Offline MLOps Pipeline

DVC defines the pipeline as a DAG of stages in dvc.yaml. Each stage specifies its command, input dependencies (deps), and outputs (outs). DVC tracks content hashes so only changed stages re-run.

MLflow is used for experiment tracking. Every dvc repro run creates a parent MLflow run, with child runs logged by each script stage. Logged entities include:

All pipeline configuration parameters (flattened from YAML)
Stage-level metrics (registration rate, mAA, etc.)
Artifacts (eval CSV, PLY file, config YAML, Git status)

Airflow orchestrates the full DVC pipeline via the experiment_pipeline_dag DAG, which:

Waits for required data files via FileSensor tasks.
Runs dvc repro inside an ephemeral Docker container (Docker-out-of-Docker).
Calls select_best_run.py to promote the best MLflow run to production.
Sends an email notification on success.

Monitoring Stack

Prometheus scrapes metrics from:

The Ray Serve API gateway (/metrics, every 10 seconds)
MLflow health endpoint (every 30 seconds)
Airflow (every 15 seconds)
Node Exporter (host-level hardware metrics)

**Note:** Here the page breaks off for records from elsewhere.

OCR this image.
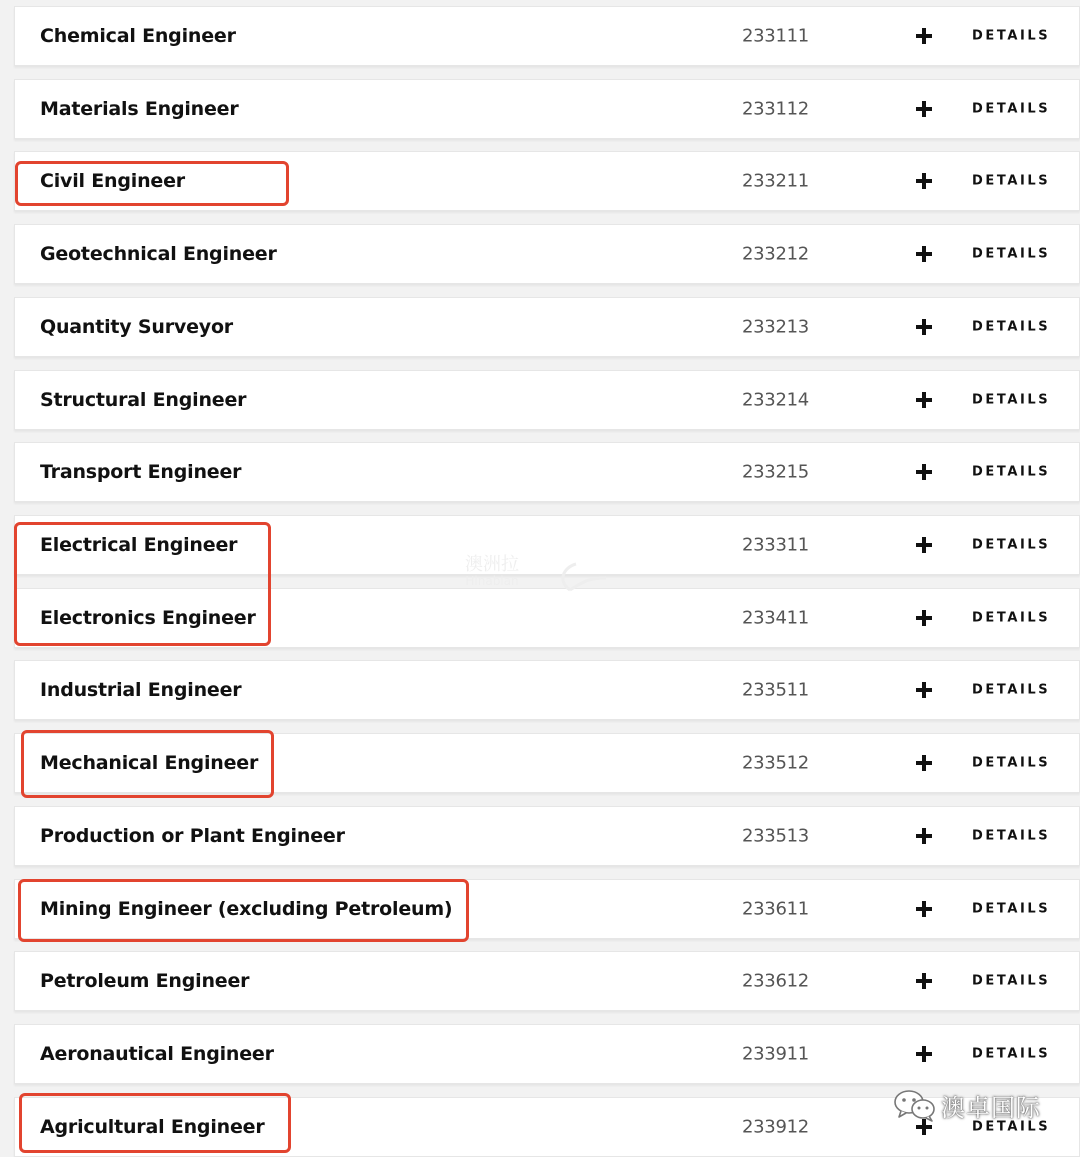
Chemical Engineer	233111	DETAILS
Materials Engineer	233112	DETAILS
Civil Engineer	233211	DETAILS
Geotechnical Engineer	233212	DETAILS
Quantity Surveyor	233213	DETAILS
Structural Engineer	233214	DETAILS
Transport Engineer	233215	DETAILS
Electrical Engineer	233311	DETAILS
Electronics Engineer	233411	DETAILS
Industrial Engineer	233511	DETAILS
Mechanical Engineer	233512	DETAILS
Production or Plant Engineer	233513	DETAILS
Mining Engineer (excluding Petroleum)	233611	DETAILS
Petroleum Engineer	233612	DETAILS
Aeronautical Engineer	233911	DETAILS
Agricultural Engineer	233912	DETAILS
澳洲拉
Hinabian
澳卓国际
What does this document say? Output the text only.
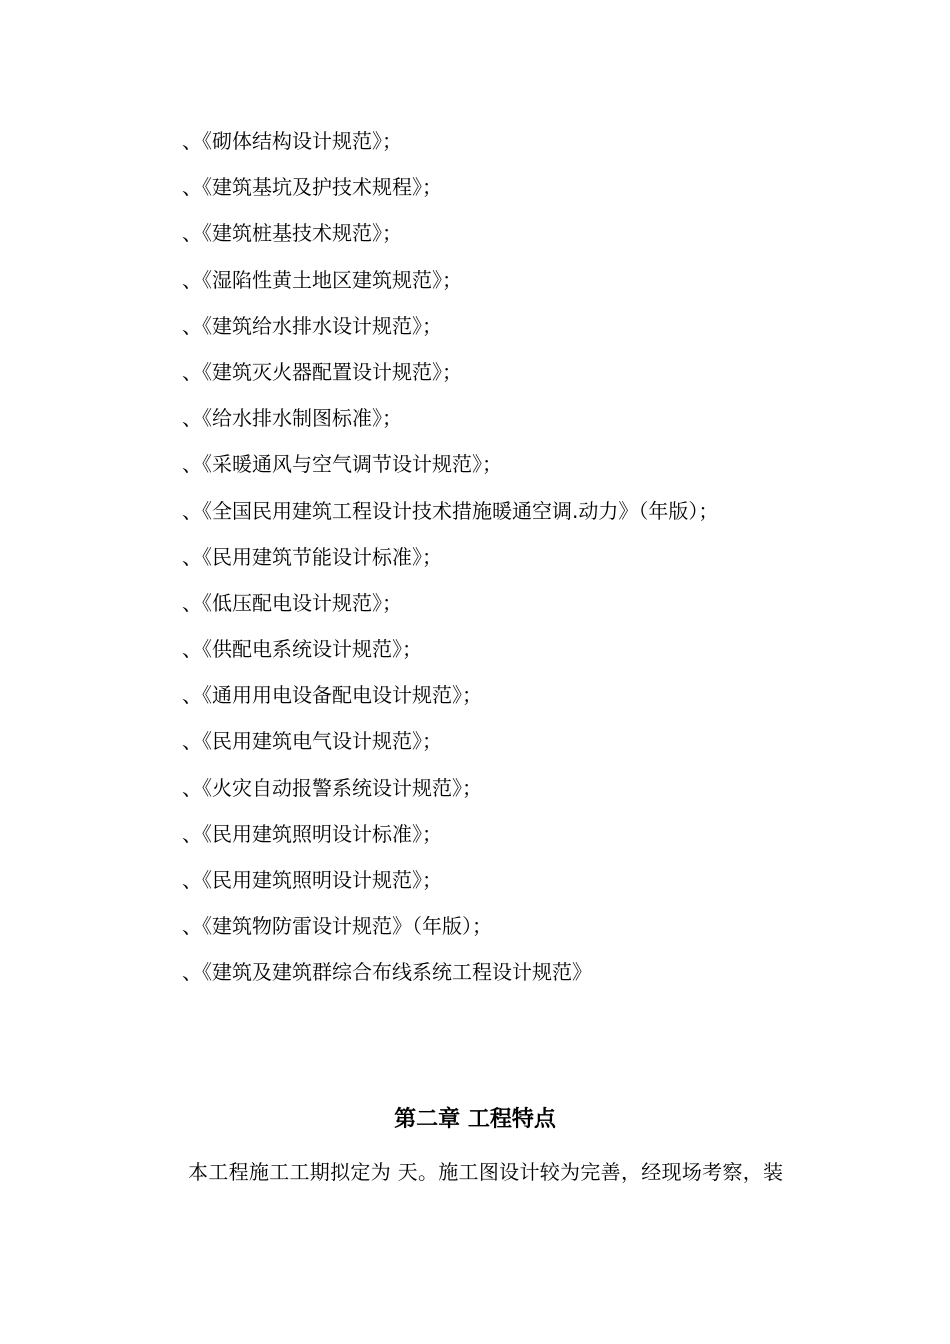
、《砌体结构设计规范》；
、《建筑基坑及护技术规程》；
、《建筑桩基技术规范》；
、《湿陷性黄土地区建筑规范》；
、《建筑给水排水设计规范》；
、《建筑灭火器配置设计规范》；
、《给水排水制图标准》；
、《采暖通风与空气调节设计规范》；
、《全国民用建筑工程设计技术措施暖通空调.动力》（年版）；
、《民用建筑节能设计标准》；
、《低压配电设计规范》；
、《供配电系统设计规范》；
、《通用用电设备配电设计规范》；
、《民用建筑电气设计规范》；
、《火灾自动报警系统设计规范》；
、《民用建筑照明设计标准》；
、《民用建筑照明设计规范》；
、《建筑物防雷设计规范》（年版）；
、《建筑及建筑群综合布线系统工程设计规范》
第二章 工程特点

本工程施工工期拟定为 天。施工图设计较为完善，经现场考察，装
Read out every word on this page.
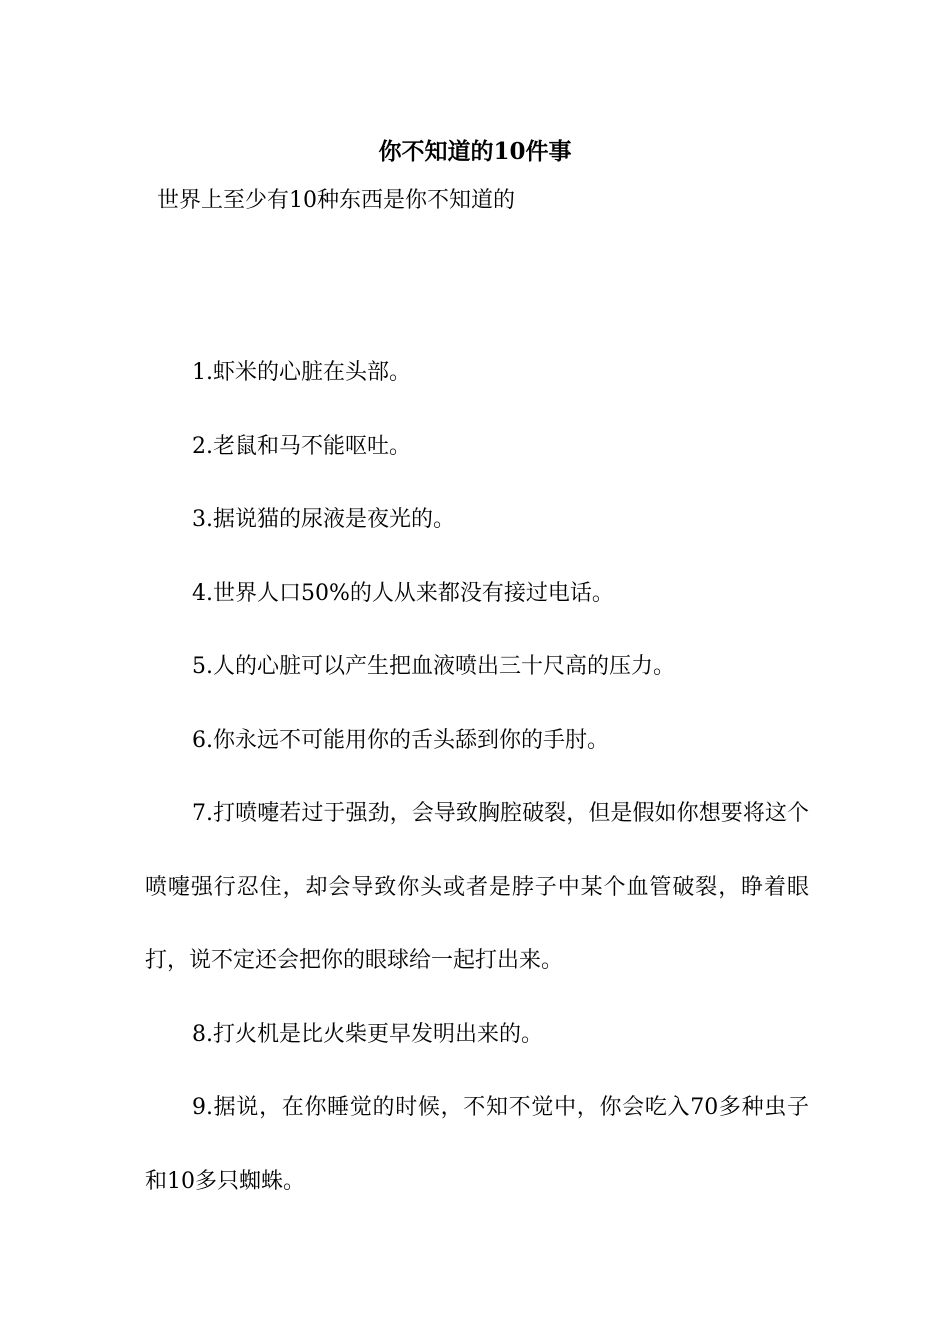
你不知道的10件事
世界上至少有10种东西是你不知道的

1.虾米的心脏在头部。

2.老鼠和马不能呕吐。

3.据说猫的尿液是夜光的。

4.世界人口50%的人从来都没有接过电话。

5.人的心脏可以产生把血液喷出三十尺高的压力。

6.你永远不可能用你的舌头舔到你的手肘。

7.打喷嚏若过于强劲，会导致胸腔破裂，但是假如你想要将这个喷嚏强行忍住，却会导致你头或者是脖子中某个血管破裂，睁着眼打，说不定还会把你的眼球给一起打出来。

8.打火机是比火柴更早发明出来的。

9.据说，在你睡觉的时候，不知不觉中，你会吃入70多种虫子和10多只蜘蛛。
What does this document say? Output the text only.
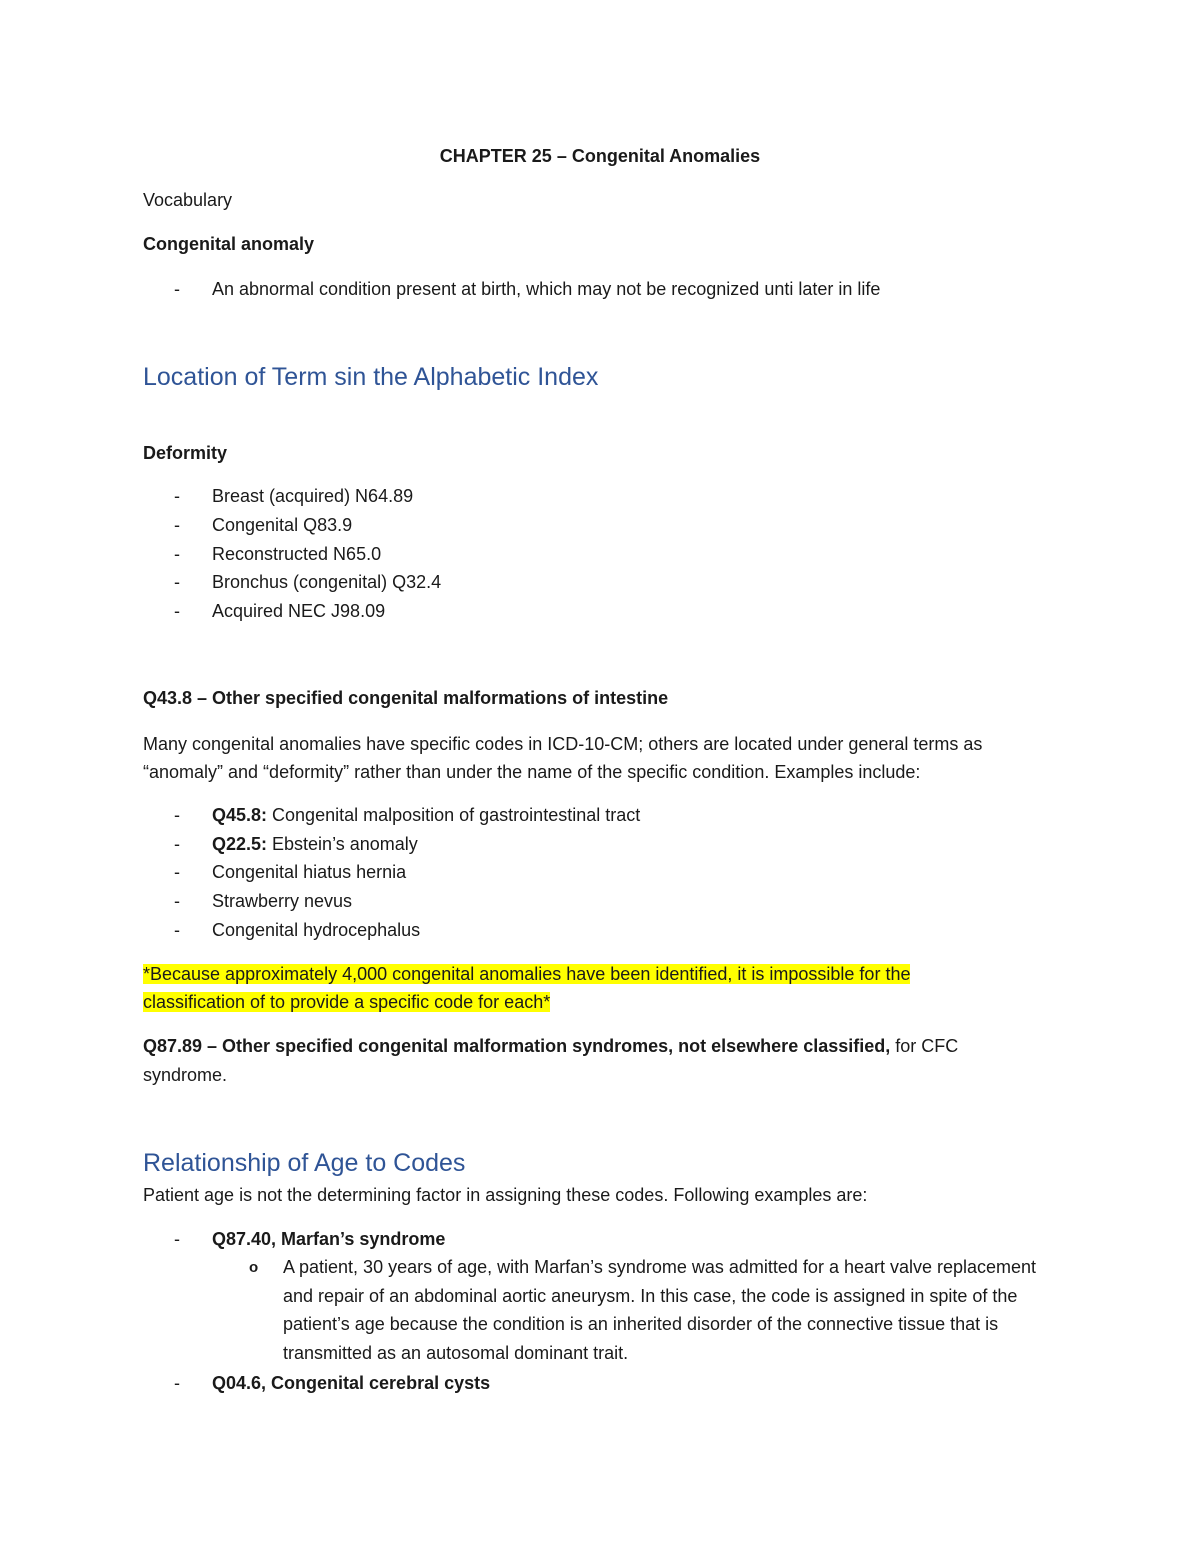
CHAPTER 25 – Congenital Anomalies

Vocabulary

Congenital anomaly

- An abnormal condition present at birth, which may not be recognized unti later in life
Location of Term sin the Alphabetic Index

Deformity

- Breast (acquired) N64.89
- Congenital Q83.9
- Reconstructed N65.0
- Bronchus (congenital) Q32.4
- Acquired NEC J98.09

Q43.8 – Other specified congenital malformations of intestine

Many congenital anomalies have specific codes in ICD-10-CM; others are located under general terms as

“anomaly” and “deformity” rather than under the name of the specific condition. Examples include:

- Q45.8: Congenital malposition of gastrointestinal tract
- Q22.5: Ebstein’s anomaly
- Congenital hiatus hernia
- Strawberry nevus
- Congenital hydrocephalus

*Because approximately 4,000 congenital anomalies have been identified, it is impossible for the

classification of to provide a specific code for each*

Q87.89 – Other specified congenital malformation syndromes, not elsewhere classified, for CFC

syndrome.

Relationship of Age to Codes

Patient age is not the determining factor in assigning these codes. Following examples are:

- Q87.40, Marfan’s syndrome
o A patient, 30 years of age, with Marfan’s syndrome was admitted for a heart valve replacement and repair of an abdominal aortic aneurysm. In this case, the code is assigned in spite of the patient’s age because the condition is an inherited disorder of the connective tissue that is transmitted as an autosomal dominant trait.
- Q04.6, Congenital cerebral cysts
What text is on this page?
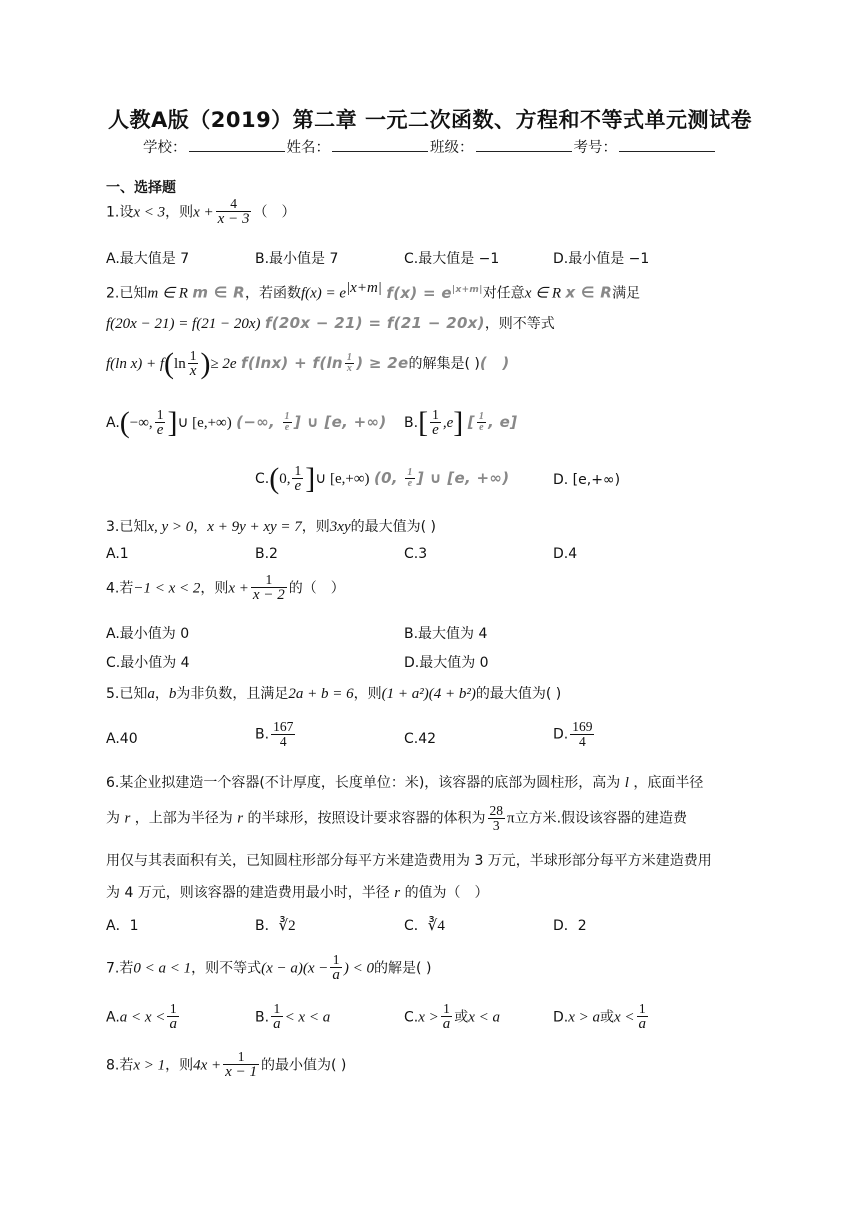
人教A版（2019）第二章 一元二次函数、方程和不等式单元测试卷
学校：	姓名：	班级：	考号：
一、选择题
1.设x < 3，则$x + \frac{4}{x - 3}$ （　）
A.最大值是 7	B.最小值是 7	C.最大值是 −1	D.最小值是 −1
2.已知m ∈ R m ∈ R，若函数$f(x) = e^{|x+m|}$ $f(x) = e^{|x+m|}$对任意x ∈ R x ∈ R满足
f(20x − 21) = f(21 − 20x) f(20x − 21) = f(21 − 20x)，则不等式
f(ln $x) + f(\ln \frac{1}{x}$ )≥ 2e $f(\ln x) + f(\ln \frac{1}{x}$ ) ≥ 2e的解集是( )(　)
A.(−∞, $\frac{1}{e}$ ]∪ [e,+∞) (−∞, $\frac{1}{e}$ ] ∪ [e, +∞) $B.[ \frac{1}{e} ,e]$ [ $\frac{1}{e}$ , e]
C.(0, $\frac{1}{e}$ ]∪ [e,+∞) (0, $\frac{1}{e}$ ] ∪ [e, +∞)	D. [e,+∞)
3.已知x, y > 0，x + 9y + xy = 7，则3xy的最大值为( )
A.1	B.2	C.3	D.4
4.若−1 < x < 2，则$x + \frac{1}{x - 2}$ 的（　）
A.最小值为 0	B.最大值为 4
C.最小值为 4	D.最大值为 0
5.已知a，b为非负数，且满足2a + b = 6，则(1 + a²)(4 + b²)的最大值为( )
A.40	B. $\frac{167}{4}$	C.42	D. $\frac{169}{4}$
6.某企业拟建造一个容器(不计厚度，长度单位：米)，该容器的底部为圆柱形，高为 l ，底面半径
为 r ，上部为半径为 r 的半球形，按照设计要求容器的体积为 $\frac{28}{3}$ π立方米.假设该容器的建造费
用仅与其表面积有关，已知圆柱形部分每平方米建造费用为 3 万元，半球形部分每平方米建造费用
为 4 万元，则该容器的建造费用最小时，半径 r 的值为（　）
A．1	B．∛2	C．∛4	D．2
7.若0 < a < 1，则不等式$(x - a)(x - \frac{1}{a}$ ) < 0的解是( )
$A.a < x < \frac{1}{a}$	B. $\frac{1}{a} < x < a$	$C.x > \frac{1}{a}$ 或x < a	D.x > a或$x < \frac{1}{a}$
8.若x > 1，则$4x + \frac{1}{x - 1}$ 的最小值为( )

Grafana provides dashboards powered by Prometheus data, including:

Reconstruction job throughput and latency
Registration rate over time
GPU utilisation (via node exporter)
Drift metric trends

Alertmanager receives alerts defined in monitoring/alert_rules.yml. Relevant alert names include FeatureDriftDetected, InputBrightnessDrift, InputContrastDrift, and PerformanceDecay. On firing, Alertmanager calls an Airflow webhook to trigger experiment_pipeline_dag automatically.

Data Flow

Offline (training/evaluation)

data/train/ (images)
  └─► validate → eda_baselines → preprocess → prepare
                                                  └─► run_pipeline (MASt3R + COLMAP)
                                                             └─► evaluate (mAA → MLflow)
                                                                      └─► select_best_run
                                                                               └─► conf/best_config.yaml

Online (inference)

User ZIP upload
  └─► Drift check (vs EDA baselines)
        └─► GPUModelWorker.reconstruct()
              ├─► MASt3R matching
              ├─► COLMAP SfM
              └─► PLY export + decimation
                    └─► /app/results/ → download by user

Networking

All services run on a single Docker bridge network named mlops_net. Service hostnames (e.g., mlflow, airflow-apiserver, prometheus) resolve directly within this network. This allows:

Airflow DockerOperator containers to reach mlflow:5000
Alertmanager to call airflow-apiserver:8080
Ray Serve to reach mlflow:5000 for metric logging

The network name is pinned in docker-compose.yaml:

networks:
  default:
    name: mlops_net

Security Boundaries

External traffic enters only through nginx (port 443) and the Ray Serve API (port 8000).
JWT tokens expire after 15 minutes and are signed with a secret loaded from Docker Secrets.
Database credentials are stored as Docker Secrets, not plaintext environment variables.
CI/CD includes Trivy image scanning and pip-audit dependency auditing on every push (see .github/workflows/security.yml).

For full security documentation see Security & Compliance.